Bien entendu, certains penseront qu'il y a anguille sous roche, mais pas du tout. L'anguille se balade tranquillement et vit sa fabuleuse vie d'anguille, et très loin du rocher. Nous avons quand même le droit de nous nourrir!
"_ T'as du Nutella sur la commissures des lèvres, dit-il en riant.
_ Oh non, la honte! Pourquoi tu m'as pas dit ça plus tôt? (nous avions fini et nous marchions dans le parc depuis au moins une heure. Voilà pourquoi les gens me regardaient étrangement!)
_ C'est pas de ma faute si tu sais pas manger!
_ Non mais je le savais! J'ai fait exprès!
_ Bien sûr! Combien de fois vais-je devoir te dire que tu ne sais pas mentir?"
Il  commença à retirer le chocolat avec son pouce en me regardant bizarrement.
"_ Oh non! Désolée de briser tes rêves, mais tu tombes dans la niaiserie mon pauvre ami!
_ Comment ça?
_ Tu es en train de nous faire un remake de je ne sais quel film romantique à l'eau de rose! C'est gnangnan!
_ Je croyais que tu étais du genre à les aimer!

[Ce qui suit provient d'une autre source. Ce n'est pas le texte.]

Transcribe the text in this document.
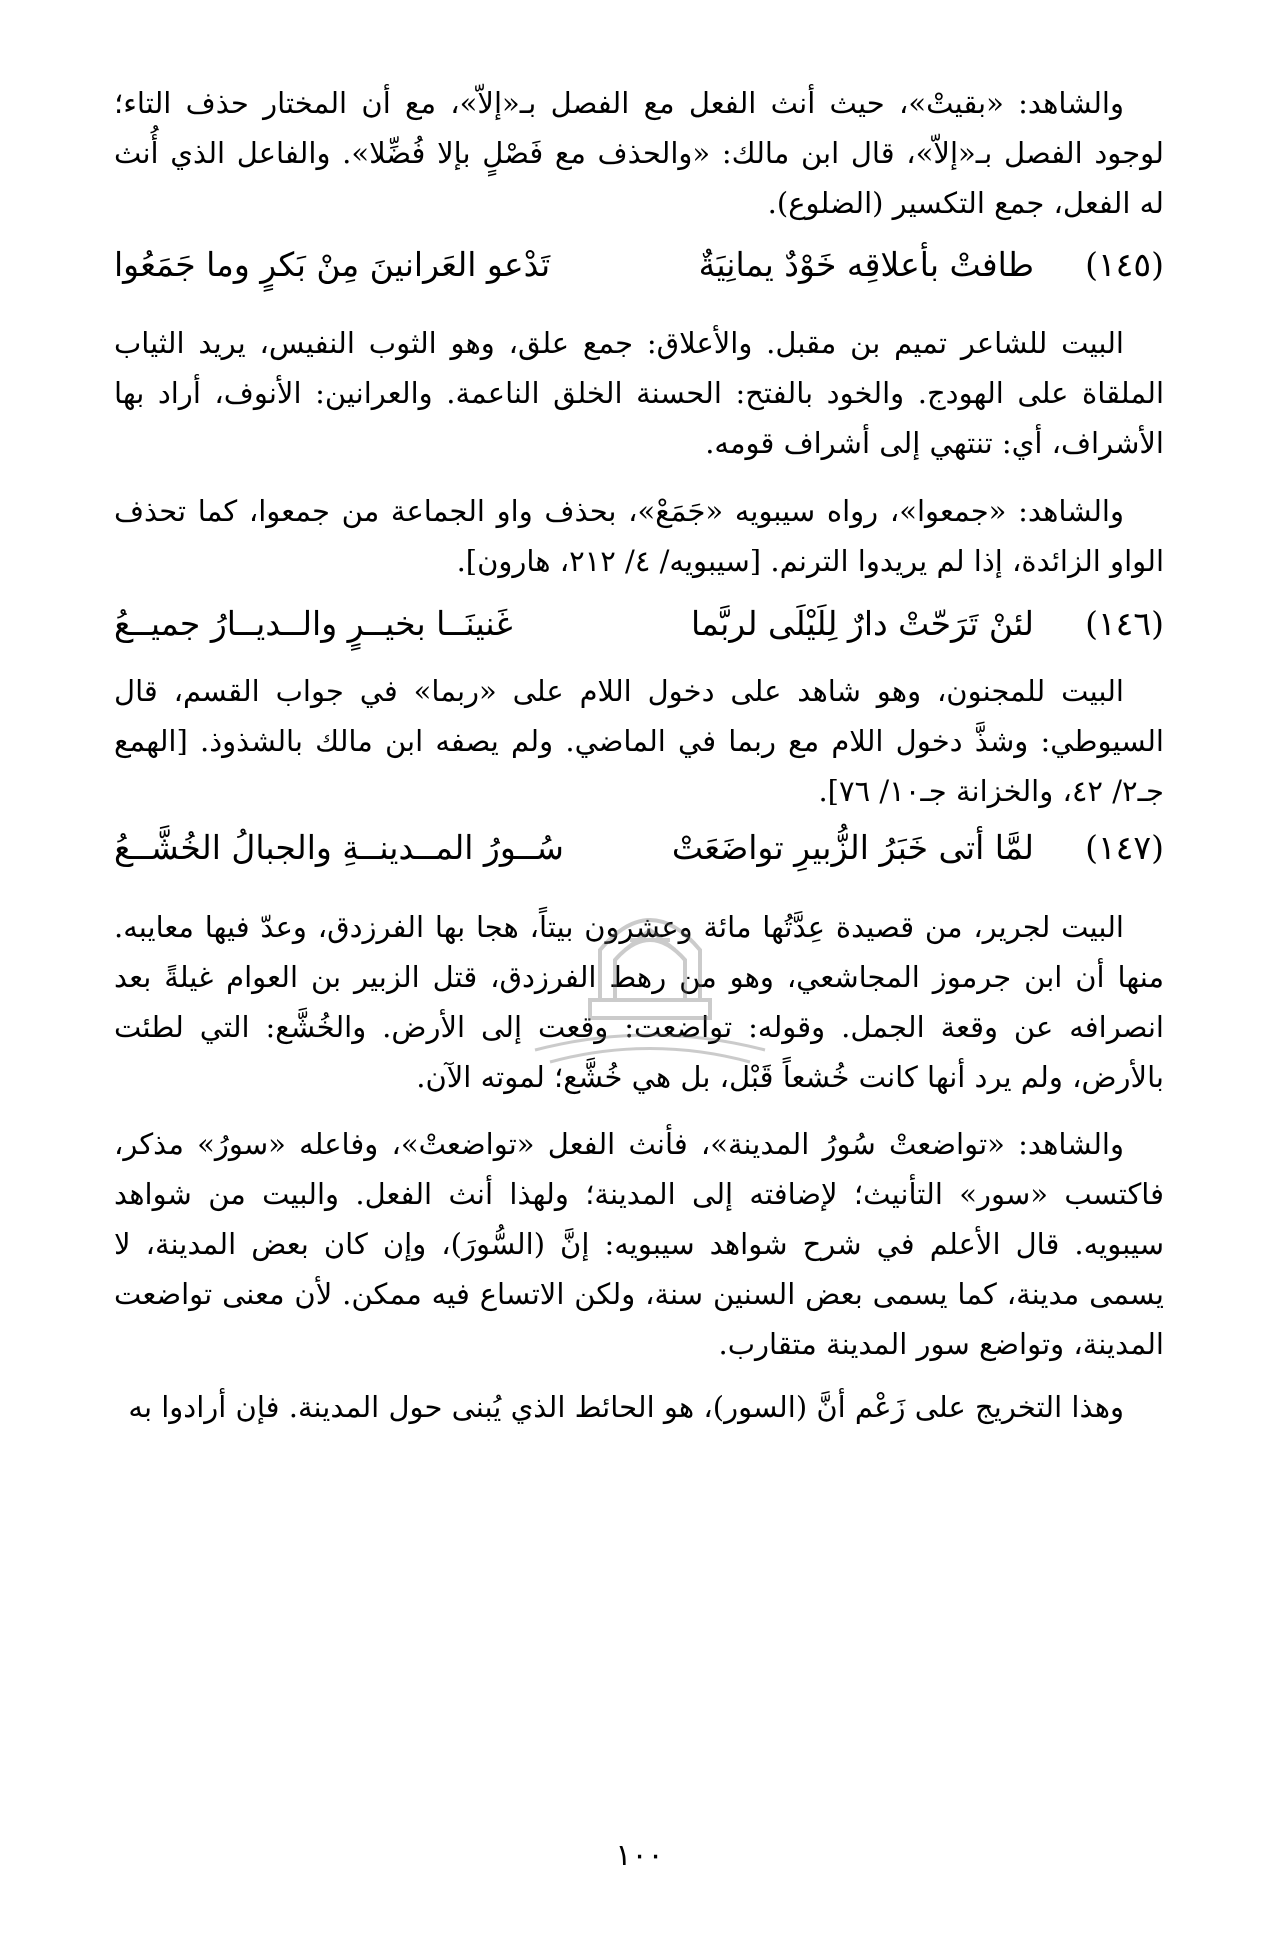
والشاهد: «بقيتْ»، حيث أنث الفعل مع الفصل بـ«إلاّ»، مع أن المختار حذف التاء؛ لوجود الفصل بـ«إلاّ»، قال ابن مالك: «والحذف مع فَصْلٍ بإلا فُضِّلا». والفاعل الذي أُنث له الفعل، جمع التكسير (الضلوع).
(١٤٥)
طافتْ بأعلاقِه خَوْدٌ يمانِيَةٌ
تَدْعو العَرانينَ مِنْ بَكرٍ وما جَمَعُوا
البيت للشاعر تميم بن مقبل. والأعلاق: جمع علق، وهو الثوب النفيس، يريد الثياب الملقاة على الهودج. والخود بالفتح: الحسنة الخلق الناعمة. والعرانين: الأنوف، أراد بها الأشراف، أي: تنتهي إلى أشراف قومه.
والشاهد: «جمعوا»، رواه سيبويه «جَمَعْ»، بحذف واو الجماعة من جمعوا، كما تحذف الواو الزائدة، إذا لم يريدوا الترنم. [سيبويه/ ٤/ ٢١٢، هارون].
(١٤٦)
لئنْ تَرَحّتْ دارٌ لِلَيْلَى لربَّما
غَنينَــا بخيــرٍ والــديــارُ جميــعُ
البيت للمجنون، وهو شاهد على دخول اللام على «ربما» في جواب القسم، قال السيوطي: وشذَّ دخول اللام مع ربما في الماضي. ولم يصفه ابن مالك بالشذوذ. [الهمع جـ٢/ ٤٢، والخزانة جـ١٠/ ٧٦].
(١٤٧)
لمَّا أتى خَبَرُ الزُّبيرِ تواضَعَتْ
سُــورُ المــدينــةِ والجبالُ الخُشَّــعُ
البيت لجرير، من قصيدة عِدَّتُها مائة وعشرون بيتاً، هجا بها الفرزدق، وعدّ فيها معايبه. منها أن ابن جرموز المجاشعي، وهو من رهط الفرزدق، قتل الزبير بن العوام غيلةً بعد انصرافه عن وقعة الجمل. وقوله: تواضعت: وقعت إلى الأرض. والخُشَّع: التي لطئت بالأرض، ولم يرد أنها كانت خُشعاً قَبْل، بل هي خُشَّع؛ لموته الآن.
والشاهد: «تواضعتْ سُورُ المدينة»، فأنث الفعل «تواضعتْ»، وفاعله «سورُ» مذكر، فاكتسب «سور» التأنيث؛ لإضافته إلى المدينة؛ ولهذا أنث الفعل. والبيت من شواهد سيبويه. قال الأعلم في شرح شواهد سيبويه: إنَّ (السُّورَ)، وإن كان بعض المدينة، لا يسمى مدينة، كما يسمى بعض السنين سنة، ولكن الاتساع فيه ممكن. لأن معنى تواضعت المدينة، وتواضع سور المدينة متقارب.
وهذا التخريج على زَعْم أنَّ (السور)، هو الحائط الذي يُبنى حول المدينة. فإن أرادوا به
١٠٠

_ J'ai pas dit le contraire! Mais j'aime quand c'est aux autres, alors que, bizarrement, quand c'est pour moi je trouve ça pénible. En plus c'est pas avec moi que tu dois faire ça!
_ Tu penses à qui?"
Je continuai de marcher pour être à une distance vitale loin de lui. Puis me retournai et hurlai "LUCIE!" avant de partir en courant. Il me rattrapa et me prit par la taille pour me faire tomber dans l'herbe.
Je m'allongeai sur le dos et il m'imita. Je n'aurais pas dû. Nous n'étions qu'en janvier et le froid se faisait ressentir. Et la pelouse était trempée.
J'essayai de faire abstraction de ces conditions pas très avantageuses et fixai le ciel d'un bleu pâle, comme si on en avait aspiré les couleurs.
     
"Tu penses à quoi?" demanda Bastien, l'air rêveur.
Nous nous étions tus et mon regard portait toujours sur le ciel. Je me retournai vers lui, assis près de moi, les mains sur ses genoux pliés.
"Rien, je regarde le ciel."
Son visage prenait toujours une expression particulière lorsque j'évoquais certains points qu'on pourrait qualifier de "poétiques" ou "philosophiques". Il le prit à ce moment là.
Bastien se coucha près de moi. Mes cheveux, en éventail, caressaient sa joue.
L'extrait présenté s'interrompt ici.